As time went on, Eulenspiegel, the name slyly referring both to a famous fairy tale character who pulled scatological jokes on people, but was a hero to the oppressed and to an underground meaning of 'cleaning your behind' (it's up to you to decide which), slowly evolved a more deft humor. When the Berlin Wall fell, it took off like a shot and became full force subversive, and hilarious. Dark humor crept in and they soon became the experts at it. Their laughs are quite similar to that of Mad magazine, but not quite as juvenile, and to National Lampoon, though without the crassness and blatant sexuality that the Lampoon was noted for.
Politically, Eulenspiegel can beat out anything the US puts out. Plus, they pull in little-known but talented writers and artists from the former Soviet Bloc lands of Romania, Poland, Czech Republic etc. One does have to hand it to a publication and its creators that can survive as unfunny and repressive a regime as the Deutsche Demokratic Republic was. It was prophesied by many, after the reunion with West Germany, that Eulenspiegel would suffer the fate of many East German businesses, and be trod under by the wealthier and more sophisticated Capitalists. Wrong! It is now going strong as an institution representing the humor of both East and West; one of only three DDR publication to survive the change.
Eulenspiegel's long, entrenched West German rival in the funny business industry is Titanic, a similar periodical that has been around since 1979, created by dissatisfied rebels from 'pardon', another satire magazine (the capital-less 'p' was their take on the name). While not as caustic as Eulenspiegel, Titanic has had its share of notoriety. When there was a vote going on for where to play the 2006 FIFA World Cup local, the publisher sent hoax faxes to delegates offering bribes to have it in Germany. Here is a copy of one of them presented by Wikipedia:
In this difficult situation, Germany would like to emphasize the urgency of its appeal to hold the World Cup 2006 in Germany.
Let me come straight to the point:
In appreciation of your support, we would like to offer you a small gift for your vote in favor of Germany:
A fine basket with specialties from the black forest, including some really good sausages, ham and — hold on to your seat — a wonderful KuKuClock!
And a beer mug, too!
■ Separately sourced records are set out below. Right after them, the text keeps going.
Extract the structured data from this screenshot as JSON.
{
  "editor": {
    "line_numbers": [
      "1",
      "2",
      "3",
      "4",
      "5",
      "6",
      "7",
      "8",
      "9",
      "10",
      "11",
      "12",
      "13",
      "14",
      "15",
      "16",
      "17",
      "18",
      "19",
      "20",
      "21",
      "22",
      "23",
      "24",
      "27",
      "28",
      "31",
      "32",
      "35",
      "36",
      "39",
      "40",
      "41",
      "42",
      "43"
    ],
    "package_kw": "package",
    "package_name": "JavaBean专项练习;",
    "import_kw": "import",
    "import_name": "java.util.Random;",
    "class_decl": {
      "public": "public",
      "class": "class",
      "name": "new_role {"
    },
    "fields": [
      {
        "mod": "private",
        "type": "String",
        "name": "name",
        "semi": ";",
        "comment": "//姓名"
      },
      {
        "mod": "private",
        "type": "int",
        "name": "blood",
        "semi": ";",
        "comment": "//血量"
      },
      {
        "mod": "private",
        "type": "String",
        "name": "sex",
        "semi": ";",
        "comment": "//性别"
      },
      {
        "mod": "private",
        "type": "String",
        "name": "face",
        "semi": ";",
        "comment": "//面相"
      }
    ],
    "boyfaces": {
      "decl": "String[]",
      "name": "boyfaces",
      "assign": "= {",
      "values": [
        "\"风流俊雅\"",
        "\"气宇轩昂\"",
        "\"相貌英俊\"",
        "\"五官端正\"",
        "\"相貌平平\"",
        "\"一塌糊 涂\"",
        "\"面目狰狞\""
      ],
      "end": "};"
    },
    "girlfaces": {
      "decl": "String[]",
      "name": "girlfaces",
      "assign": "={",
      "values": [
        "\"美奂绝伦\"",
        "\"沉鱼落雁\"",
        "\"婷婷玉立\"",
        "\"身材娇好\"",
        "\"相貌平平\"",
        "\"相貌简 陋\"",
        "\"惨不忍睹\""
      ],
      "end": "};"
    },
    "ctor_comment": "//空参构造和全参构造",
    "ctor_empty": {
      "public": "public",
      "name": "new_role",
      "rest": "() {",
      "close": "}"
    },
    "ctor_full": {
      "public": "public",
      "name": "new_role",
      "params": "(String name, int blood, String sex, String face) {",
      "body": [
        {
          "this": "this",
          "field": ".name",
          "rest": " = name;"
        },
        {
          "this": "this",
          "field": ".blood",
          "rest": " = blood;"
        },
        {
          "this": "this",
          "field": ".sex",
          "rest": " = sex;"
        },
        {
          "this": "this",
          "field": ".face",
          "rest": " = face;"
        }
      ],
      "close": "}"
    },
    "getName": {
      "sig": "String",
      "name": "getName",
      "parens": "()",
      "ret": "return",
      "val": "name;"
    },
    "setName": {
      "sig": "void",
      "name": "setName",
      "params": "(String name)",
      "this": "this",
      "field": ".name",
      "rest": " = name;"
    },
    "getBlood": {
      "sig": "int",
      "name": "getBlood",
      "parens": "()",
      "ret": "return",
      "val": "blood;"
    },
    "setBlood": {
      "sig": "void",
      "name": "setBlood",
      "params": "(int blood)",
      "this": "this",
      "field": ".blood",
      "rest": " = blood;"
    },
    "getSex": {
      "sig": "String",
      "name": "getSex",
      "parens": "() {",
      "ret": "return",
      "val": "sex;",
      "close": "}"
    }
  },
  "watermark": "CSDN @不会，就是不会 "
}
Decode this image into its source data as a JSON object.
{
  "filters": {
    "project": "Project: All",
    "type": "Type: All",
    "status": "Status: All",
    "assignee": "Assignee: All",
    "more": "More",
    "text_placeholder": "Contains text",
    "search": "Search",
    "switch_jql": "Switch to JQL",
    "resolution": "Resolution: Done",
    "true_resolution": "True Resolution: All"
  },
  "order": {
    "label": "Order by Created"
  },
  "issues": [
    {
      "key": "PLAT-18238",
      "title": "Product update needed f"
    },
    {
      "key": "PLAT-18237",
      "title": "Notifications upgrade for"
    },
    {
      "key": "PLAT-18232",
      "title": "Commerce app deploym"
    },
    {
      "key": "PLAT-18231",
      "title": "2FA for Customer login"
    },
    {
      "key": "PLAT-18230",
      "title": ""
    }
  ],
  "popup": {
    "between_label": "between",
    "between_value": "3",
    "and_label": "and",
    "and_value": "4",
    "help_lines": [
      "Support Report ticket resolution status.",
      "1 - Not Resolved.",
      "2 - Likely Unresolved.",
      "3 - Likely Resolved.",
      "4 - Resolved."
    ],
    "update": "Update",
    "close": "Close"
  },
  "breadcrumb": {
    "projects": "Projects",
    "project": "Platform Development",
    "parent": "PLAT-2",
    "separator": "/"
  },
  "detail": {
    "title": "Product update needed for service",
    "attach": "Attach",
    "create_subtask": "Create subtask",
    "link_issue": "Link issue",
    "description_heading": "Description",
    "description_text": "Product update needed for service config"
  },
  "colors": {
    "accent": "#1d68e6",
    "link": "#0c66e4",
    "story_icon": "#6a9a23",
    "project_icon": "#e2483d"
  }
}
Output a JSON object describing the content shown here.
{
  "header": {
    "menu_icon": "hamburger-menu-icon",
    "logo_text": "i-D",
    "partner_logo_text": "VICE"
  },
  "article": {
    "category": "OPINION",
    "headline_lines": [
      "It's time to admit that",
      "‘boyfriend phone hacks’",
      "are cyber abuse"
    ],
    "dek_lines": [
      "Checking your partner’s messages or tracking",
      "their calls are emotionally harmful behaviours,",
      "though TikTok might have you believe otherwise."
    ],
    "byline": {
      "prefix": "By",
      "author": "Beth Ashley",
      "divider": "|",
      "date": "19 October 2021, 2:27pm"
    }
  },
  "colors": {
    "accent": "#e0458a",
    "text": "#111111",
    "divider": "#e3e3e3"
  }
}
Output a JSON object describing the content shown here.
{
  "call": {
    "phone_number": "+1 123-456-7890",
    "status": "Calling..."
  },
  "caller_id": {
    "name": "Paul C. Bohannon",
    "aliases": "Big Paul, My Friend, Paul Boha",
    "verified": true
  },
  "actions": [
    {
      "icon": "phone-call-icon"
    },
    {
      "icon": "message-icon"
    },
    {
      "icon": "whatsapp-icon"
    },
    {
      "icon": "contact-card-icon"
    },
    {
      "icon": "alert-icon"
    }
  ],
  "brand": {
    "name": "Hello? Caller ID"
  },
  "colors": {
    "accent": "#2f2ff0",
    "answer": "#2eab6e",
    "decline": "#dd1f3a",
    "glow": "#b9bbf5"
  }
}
Do we leave you any choice?
We trust in the wisdom of your decision tomorrow,
(WM 2006 initiative)
— Original text of the fax, sent by Titanic on July 5th, 2000
Strangely, a National Enquirer type tabloid called Bild that specialized in fake news took the bribe to be real news and put out an ad in its newspaper for readers to call Titanic and complain about the damage this did to Germany's reputation. Not missing a chance, the writers and editors of Titanic collected the funniest of the calls they got and published them on a CD for their fans.
The magazine's favorite target was former Chancellor Helmut Kohl whom Titanic dubbed 'the pear', because his head had that shape. It stuck. He appeared on their cover more times than any other national figure (imagine what they would have done with Trump as Chancellor. God Forbid!)
Author's credits - Material for this article was gleaned from my own experiences living and writing in Germany, from issues of Titanic, Simplicissimus and Eulenspiegel, from German museums, from a letter stating the history of Eulenspiegel sent by its Redaktur and from Wikipedia articles on German Humor, German Humor Magazines and on East Germany.